The law would give financial conglomerates like JP Morgan Chase and Bank of America one year to decide if they want to be investment banks or depository institutions, and formally bar investment banks from engaging in insurance activities. Goldman Sachs would officially lose its status as a bank holding company and Citigroup would be forced to ditch its non-bank affiliates.
“Banks need to be lending to small businesses and homeowners, not fueling risky Wall Street investment schemes,” Cantwell said. “The first step is this bill.” McCain — whose inclusion in this effort is interesting given his closeness to Phil Gramm, the man most responsible for removing Glass-Steagall — added that “if big Wall Street institutions want to take part in risky transactions, fine. But we should not allow them to do so with federally insured deposits.”
McCain and Cantwell’s announcement comes one day after House Majority Leader Steny Hoyer (D-MD) said that House Democrats are considering reinstating Glass-Steagall. But as Sam Stein reported, “the idea hasn’t gotten any attention from the Obama administration, which does not attribute the current crisis to the law’s repeal.” In fact, one Treasury official summed things up this way:
Obama administration officials have dismissed the idea that the financial sector should or can be changed in more fundamental ways than they are now proposing. You can’t turn back the clock, they say, and the new requirements they plan to impose on big banks to hold more capital in reserve, put up $150 billion for a rainy-day rescue fund, and disclose more of their risky trades should be enough to keep the financial sector from imploding again…“I think going back to Glass-Steagall would be like going back to the Walkman,” says one senior Treasury official.
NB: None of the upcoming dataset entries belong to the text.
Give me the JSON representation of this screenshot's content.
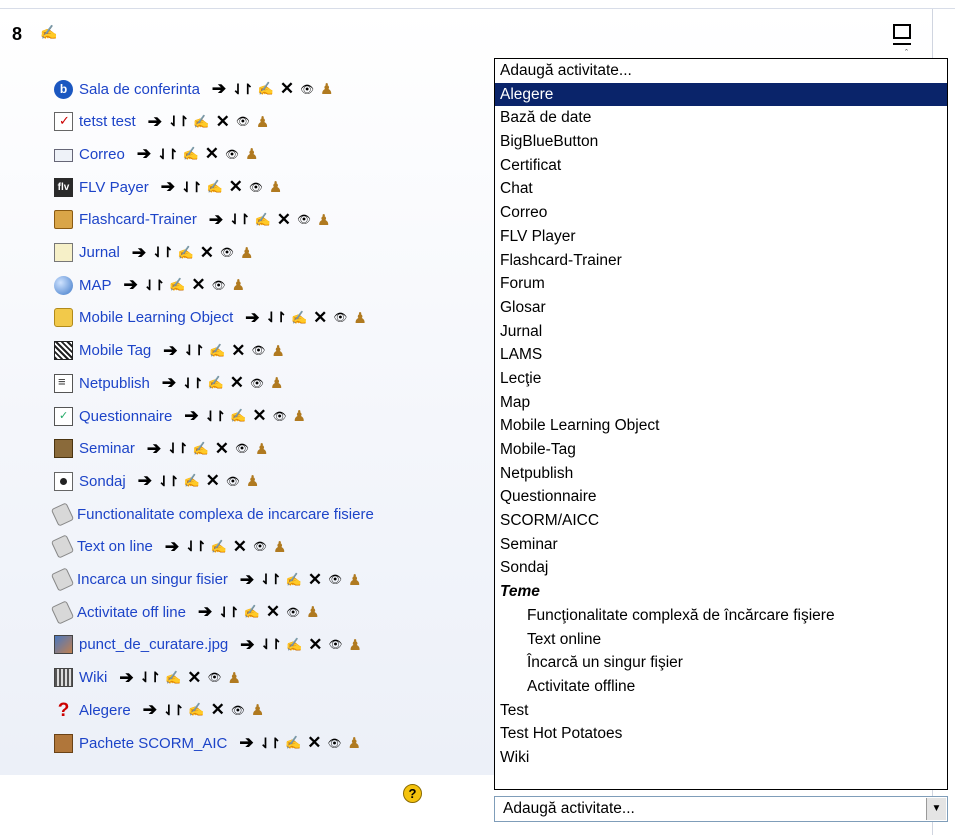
{
  "section": {
    "number": "8",
    "edit_icon": "edit-icon",
    "collapse_icon": "collapse-icon"
  },
  "activities": [
    {
      "name": "Sala de conferinta",
      "icon": "bigbluebutton-icon"
    },
    {
      "name": "tetst test",
      "icon": "quiz-icon"
    },
    {
      "name": "Correo",
      "icon": "envelope-icon"
    },
    {
      "name": "FLV Payer",
      "icon": "flv-icon"
    },
    {
      "name": "Flashcard-Trainer",
      "icon": "flashcard-icon"
    },
    {
      "name": "Jurnal",
      "icon": "journal-icon"
    },
    {
      "name": "MAP",
      "icon": "globe-icon"
    },
    {
      "name": "Mobile Learning Object",
      "icon": "cube-icon"
    },
    {
      "name": "Mobile Tag",
      "icon": "qr-icon"
    },
    {
      "name": "Netpublish",
      "icon": "page-icon"
    },
    {
      "name": "Questionnaire",
      "icon": "questionnaire-icon"
    },
    {
      "name": "Seminar",
      "icon": "seminar-icon"
    },
    {
      "name": "Sondaj",
      "icon": "poll-icon"
    },
    {
      "name": "Functionalitate complexa de incarcare fisiere",
      "icon": "assignment-icon"
    },
    {
      "name": "Text on line",
      "icon": "assignment-icon"
    },
    {
      "name": "Incarca un singur fisier",
      "icon": "assignment-icon"
    },
    {
      "name": "Activitate off line",
      "icon": "assignment-icon"
    },
    {
      "name": "punct_de_curatare.jpg",
      "icon": "image-icon"
    },
    {
      "name": "Wiki",
      "icon": "wiki-icon"
    },
    {
      "name": "Alegere",
      "icon": "question-icon"
    },
    {
      "name": "Pachete SCORM_AIC",
      "icon": "package-icon"
    }
  ],
  "controls": {
    "move": "➔",
    "updown": "⇃↾",
    "edit": "✍",
    "delete": "✕",
    "show": "👁",
    "role": "♟"
  },
  "dropdown": {
    "options": [
      {
        "label": "Adaugă activitate...",
        "kind": "plain"
      },
      {
        "label": "Alegere",
        "kind": "selected"
      },
      {
        "label": "Bază de date",
        "kind": "plain"
      },
      {
        "label": "BigBlueButton",
        "kind": "plain"
      },
      {
        "label": "Certificat",
        "kind": "plain"
      },
      {
        "label": "Chat",
        "kind": "plain"
      },
      {
        "label": "Correo",
        "kind": "plain"
      },
      {
        "label": "FLV Player",
        "kind": "plain"
      },
      {
        "label": "Flashcard-Trainer",
        "kind": "plain"
      },
      {
        "label": "Forum",
        "kind": "plain"
      },
      {
        "label": "Glosar",
        "kind": "plain"
      },
      {
        "label": "Jurnal",
        "kind": "plain"
      },
      {
        "label": "LAMS",
        "kind": "plain"
      },
      {
        "label": "Lecţie",
        "kind": "plain"
      },
      {
        "label": "Map",
        "kind": "plain"
      },
      {
        "label": "Mobile Learning Object",
        "kind": "plain"
      },
      {
        "label": "Mobile-Tag",
        "kind": "plain"
      },
      {
        "label": "Netpublish",
        "kind": "plain"
      },
      {
        "label": "Questionnaire",
        "kind": "plain"
      },
      {
        "label": "SCORM/AICC",
        "kind": "plain"
      },
      {
        "label": "Seminar",
        "kind": "plain"
      },
      {
        "label": "Sondaj",
        "kind": "plain"
      },
      {
        "label": "Teme",
        "kind": "group"
      },
      {
        "label": "Funcţionalitate complexă de încărcare fişiere",
        "kind": "sub"
      },
      {
        "label": "Text online",
        "kind": "sub"
      },
      {
        "label": "Încarcă un singur fişier",
        "kind": "sub"
      },
      {
        "label": "Activitate offline",
        "kind": "sub"
      },
      {
        "label": "Test",
        "kind": "plain"
      },
      {
        "label": "Test Hot Potatoes",
        "kind": "plain"
      },
      {
        "label": "Wiki",
        "kind": "plain"
      }
    ],
    "combo_value": "Adaugă activitate...",
    "arrow": "▼"
  },
  "help": {
    "label": "?"
  }
}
But there are plenty of economists who see things differently, among them the administration’s own Paul Volcker. “People say I’m old-fashioned and banks can no longer be separated from non-bank activity,” Volcker has said. “That argument brought us to where we are today.” The former CEO of Citibank who led the lobbying effort to repeal Glass-Steagall acknowledged a few months ago that “some kind of separation…makes sense.”
Now, the repeal of Glass-Steagall was not entirely responsible for the financial crisis. Its retention wouldn’t have saved Lehman Bros., Bear Stearns, or AIG, for instance. And the resolution authority included in the regulatory reform bill passed by the House last week will go a long way toward ensuring that any financial behemoth can be unwound without damaging the wider economy.
That said, the administration’s refusal to treat a policy separating investment and depository banking seriously on the merits is quite maddening. Sure, it wouldn’t have saved Lehman. Does that mean it’s a bad idea? Joe Stiglitz pointed out that, as a result of Glass-Steagall’s repeal, “the culture of investment banks was conveyed to commercial banks and everyone got involved in the high-risk gambling mentality. That mentality was core to the problem that we’re facing now.” Why shouldn’t we honestly consider whether or not that problem can be addressed?